Today’s inflation report came in at 8.5% which was slightly below the 8.7% that the market expected. The thinking is that now that inflation has come down from the 9.1% from last month and was below the expected number, we’re closer to Federal Reserve rate cuts and that’s why the market was up today. We’re not so sure this is the fantastic news others seem to think it is.
CPI Still Understated:
First, we’ve been saying for months that the CPI is understated. Food at up 11% is starting to more closely reflect reality but is still probably understated only because of substitution. Consumers are shifting from expensive beef to cheaper chicken leading to smaller increases in beef prices and higher inflation in chicken.

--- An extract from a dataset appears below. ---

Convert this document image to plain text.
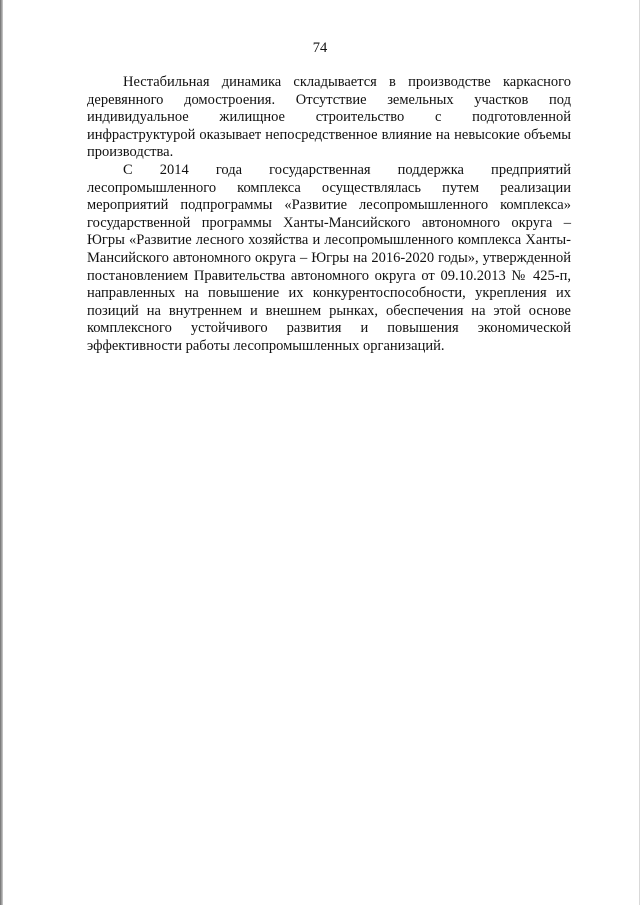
74

Нестабильная динамика складывается в производстве каркасного деревянного домостроения. Отсутствие земельных участков под индивидуальное жилищное строительство с подготовленной инфраструктурой оказывает непосредственное влияние на невысокие объемы производства.

С 2014 года государственная поддержка предприятий лесопромышленного комплекса осуществлялась путем реализации мероприятий подпрограммы «Развитие лесопромышленного комплекса» государственной программы Ханты-Мансийского автономного округа – Югры «Развитие лесного хозяйства и лесопромышленного комплекса Ханты-Мансийского автономного округа – Югры на 2016-2020 годы», утвержденной постановлением Правительства автономного округа от 09.10.2013 № 425-п, направленных на повышение их конкурентоспособности, укрепления их позиций на внутреннем и внешнем рынках, обеспечения на этой основе комплексного устойчивого развития и повышения экономической эффективности работы лесопромышленных организаций.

The shelter (housing) number (up 5.7%) is routinely understated due to the systematic under-counting caused when the U.S. Bureau of Labor Statistics starting using Owners Equivalent Rent instead of housing costs. The Zillow rental index was up 15% and the Case-Shiller index was up 20% (but lags by a few months). We’ve said all along that Fed rate hikes would work and would reduce housing prices; however, right now the market is locked up with a wide bid/offer spread between buyers who can’t afford high housing prices combined with higher interest rates and sellers who want last year’s prices. It’s important to note that typical rental contracts reprice once a year so the 15% – 20% housing increases are going to make their way through the system slowly. That means that while the CPI continues to under-state the cost of shelter, coming rent increases are going to mean that prices keep rising.
Adjusting for all of this, we think that actual inflation is now in the low/mid teens and is lower than a month ago. While the market may be happy with 8.5%, we note that over a 40 year working life, 8.5% inflation causes a loss of 96% of purchasing power. In addition, the real interest rate (Fed Funds rate less inflation) is negative, and real earnings growth is negative. So, we’re not convinced that rate decreases are around the corner.
Finally, the main reason that the CPI was below last month was the decline in energy prices. Fuel is still far above the price from last year, but is down a bit from last month. We’re not convinced this is sustainable. The White House has been draining the Strategic Petroleum Reserve (SPR) to get gas prices down ahead of the election. That’s intended to be used for emergencies. It looks like they have enough to get through the midterms unless we have a hurricane this fall that takes out refining capacity. Then, they’re going to have to refill the SPR at market prices. This is temporary relief, not new oil supply. In addition, we’ve read that Saudi Arabia is pumping at unsustainable levels and that even without a disaster, some fields are going to need to run at lower capacity for maintenance. We’ve also read that the Saudis are tapping their own version of the SPR and providing the market previously pumped oil out of storage. We have no way to verify this, but if true, it means that between the US SPR, temporary Saudi overproduction, and the possible release of Saudi reserves, the recent decline in oil prices might be unsustainable.
We’ll continue to monitor the situation and keep you updated.